The research center runs many UltraSparc-based Sun boxes and has worked on the OpenSparc architecture. OpenSparc's survival is still in question, and whether Oracle will continue Sun's work in Sparc remains to be seen. Last year there were reports that Sun had dropped its so-called Rock Sparc processor, leading some to speculate that a merged Oracle and Sun would eventually outsource processor work to Fujitsu.

That said, Oracle has promised it will keep investing in Sparc, even advertising that intention last year. That and other reassurances from Sun have helped Josh Clark, a Unix senior systems administrator at Allen Systems Group Inc., make peace with the deal.

"We have a lot invested in the Sparc infrastructure, and I have a lot invested in Solaris in my career," Clark said. "I was very concerned that they wouldn't continue investment in Sparc. I'm still concerned, but just less concerned."

Allen Systems Group also runs several x86 Sun boxes, a part of the business that Oracle has been less clear about. Clark isn't worried too much about the hardware side, saying that x86 servers are commodity items now anyway. But there is one caveat to that.

"I hope they would continue to support Solaris on x86, even if it's not on Oracle Sun hardware," he said. "Sun fully committed to the x86 platform. I would hate to see it all of the sudden go away."
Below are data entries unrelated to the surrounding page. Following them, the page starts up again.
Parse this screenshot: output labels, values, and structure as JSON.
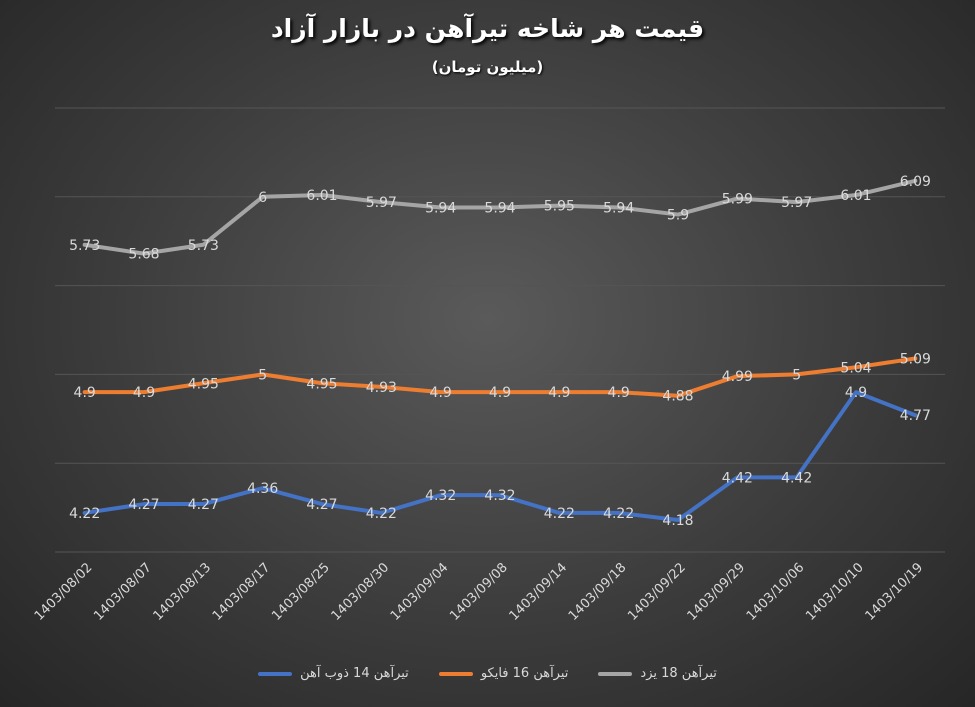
{
  "chart_data": {
    "type": "line",
    "title": "قیمت هر شاخه تیرآهن در بازار آزاد",
    "subtitle": "(میلیون تومان)",
    "categories": [
      "1403/08/02",
      "1403/08/07",
      "1403/08/13",
      "1403/08/17",
      "1403/08/25",
      "1403/08/30",
      "1403/09/04",
      "1403/09/08",
      "1403/09/14",
      "1403/09/18",
      "1403/09/22",
      "1403/09/29",
      "1403/10/06",
      "1403/10/10",
      "1403/10/19"
    ],
    "series": [
      {
        "name": "تیرآهن 14 ذوب آهن",
        "color": "#4472c4",
        "values": [
          4.22,
          4.27,
          4.27,
          4.36,
          4.27,
          4.22,
          4.32,
          4.32,
          4.22,
          4.22,
          4.18,
          4.42,
          4.42,
          4.9,
          4.77
        ]
      },
      {
        "name": "تیرآهن 16 فایکو",
        "color": "#ed7d31",
        "values": [
          4.9,
          4.9,
          4.95,
          5,
          4.95,
          4.93,
          4.9,
          4.9,
          4.9,
          4.9,
          4.88,
          4.99,
          5,
          5.04,
          5.09
        ]
      },
      {
        "name": "تیرآهن 18 یزد",
        "color": "#a5a5a5",
        "values": [
          5.73,
          5.68,
          5.73,
          6,
          6.01,
          5.97,
          5.94,
          5.94,
          5.95,
          5.94,
          5.9,
          5.99,
          5.97,
          6.01,
          6.09
        ]
      }
    ],
    "ylim": [
      4,
      6.5
    ],
    "grid": true,
    "legend_position": "bottom"
  }
}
Oracle to push more hardware and software appliances
The CTO of a large Midwest financial services firm said the idea of a pre-integrated, pre-optimized server appliance for corporate workloads is "very attractive," and the Oracle-Sun merger could foster that. Oracle showed its predilection for such a device with its announcement in September of the so-called database machine known as Exadata.

On Jan. 27, Oracle will host an event to "outline the strategy for the combined companies, product roadmaps, and how customers will benefit from having all components -- hardware operating system, database, middleware and applications -- engineered to work together.

The $7.4 billion acquisition ends a nine-month wait since Oracle announced its intention to buy Sun. After gaining U.S. Department of Justice approval, Oracle then had to navigate the European antitrust regulators, which are often more difficult. The European Commission's main concern was that Oracle's acquisition of Sun would dramatically cramp competition in the database software market. In particular, because Sun bought open source database provider MySQL in 2008, the EC wanted to know whether Oracle buying Sun would quash MySQL completely.

But the EC allayed its concerns.

"The Commission's in-depth investigation showed that although MySQL and Oracle compete in certain parts of the database market, they are not close competitors in others, such as the high-end segment," according to the EC statement.